Esoteric Dissertations from a One-Track Mind

May 13, 2007


Filed under: capitalism — codesmithy @ 7:30 am

I wanted to take a moment to dissuade people from thinking that I am against capitalism. I am not. I believe capitalism to be a useful vehicle to drive an economy, better certainly than its competitors. That said, capitalism has problems that must be addressed. Namely, that “externalities” are introduced, costs or benefits that are incurred by third-parties as a side effect of an economic transaction. The great motor for our capitalist economy is the corporation. Corporations are driven to make sure that all benefits are paid for, at the the most profitable point, and that all costs are externalities.

Corporations will be as quick to pollute the air as they will be to supply air cleaning solutions to those who can afford it. The justice of this situation, the creation of new problems that didn’t previously exist, for the profit of a few to the detriment of all, which can only be remedied by those who can afford it, undermines the social contract that freedom and capitalism are based. The rising tide must lift all ships.

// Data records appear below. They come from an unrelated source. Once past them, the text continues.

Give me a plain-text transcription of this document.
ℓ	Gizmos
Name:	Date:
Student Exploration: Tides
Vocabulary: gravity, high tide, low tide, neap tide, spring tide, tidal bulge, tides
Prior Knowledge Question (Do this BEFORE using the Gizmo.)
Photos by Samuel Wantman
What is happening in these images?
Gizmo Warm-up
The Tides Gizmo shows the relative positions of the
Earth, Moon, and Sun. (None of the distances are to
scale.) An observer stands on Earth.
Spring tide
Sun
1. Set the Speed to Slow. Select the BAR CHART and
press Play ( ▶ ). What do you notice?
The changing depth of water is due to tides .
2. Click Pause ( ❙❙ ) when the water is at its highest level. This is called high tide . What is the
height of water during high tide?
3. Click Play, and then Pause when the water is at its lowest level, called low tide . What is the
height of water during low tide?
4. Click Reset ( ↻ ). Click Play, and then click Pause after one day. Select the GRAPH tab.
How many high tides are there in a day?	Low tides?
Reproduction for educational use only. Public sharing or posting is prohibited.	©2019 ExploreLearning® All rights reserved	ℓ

There is only one institution that can check capitalism run amok, and that is the government. The idea that the free market can somehow regulate itself is delusional to the point of being criminal. First, it assumes that the power relationship between sellers and buyers, lenders and borrowers, and employer and employee is equal. It isn’t. Consolidated sellers, lenders and employers have more power than their counterparts for a number of reasons. The pool of sellers, lenders, and employers tend to be smaller, leaving them more opportunity to engage in cartel behavior. Sellers, lender, and employers tend to have more capital, meaning that they can more easily get effort expended on their behalf. Lastly, sellers, lenders, and employers tend to be more specialized, therefore have an information advantage over their counterparts. Each of these factors promotes an unequal relationship in the economic transaction. We can see this play out in a variety of different ways, such as companies getting laws past to lessen environmental protections in the the name of bringing jobs into the community.

The government needs to regulate the economy because it is one with the exclusive right to force. As a buyer, I might want to buy a product in which workers were paid a reasonable wage, or the environment wasn’t unduly polluted in its making. But, how could I ever know? I would have to trace back the inputs, find the manufacturer for each, ask for a tour and information that the company is unlikely to volunteer, or break the law. Even in that case, how could I be sure that situation had not changed since the last time I visited the manufacturer. This is impractical for any individual, and ruiness if every person tried to implement such a system for every purchase. Conceivably, people might form organizations to pool the effort and report the results, but even these organizations have legal limits based on private property and privacy. Regardless, how do we ensure that the organizations don’t fall under the sway of companies they are supposed to watch? We see that this becomes another type of societal oversight, implemented poorly, because of the constraints placed on it by the government.

The government is the only institution that has the power to do what is necessary. Bureaucratic government will be inefficient, but it is better than the alternatives. Departments of the government such a OSHA, and the EPA are every bit as important as the police and the military. Since, they all protect the social contract between the people and the government. The ideas stated in the declaration of independence are prophetic. Governments that do not ensure unalienable rights are destined to be overthrown by the people in the name of a government that is more likely to fulfill those rights. That said, I don’t believe there is a better system. Each represents a series of trade-offs. But, the government cannot be ignorant of its duty to the people, and that value is placed on a per-life basis, not a per-dollar one.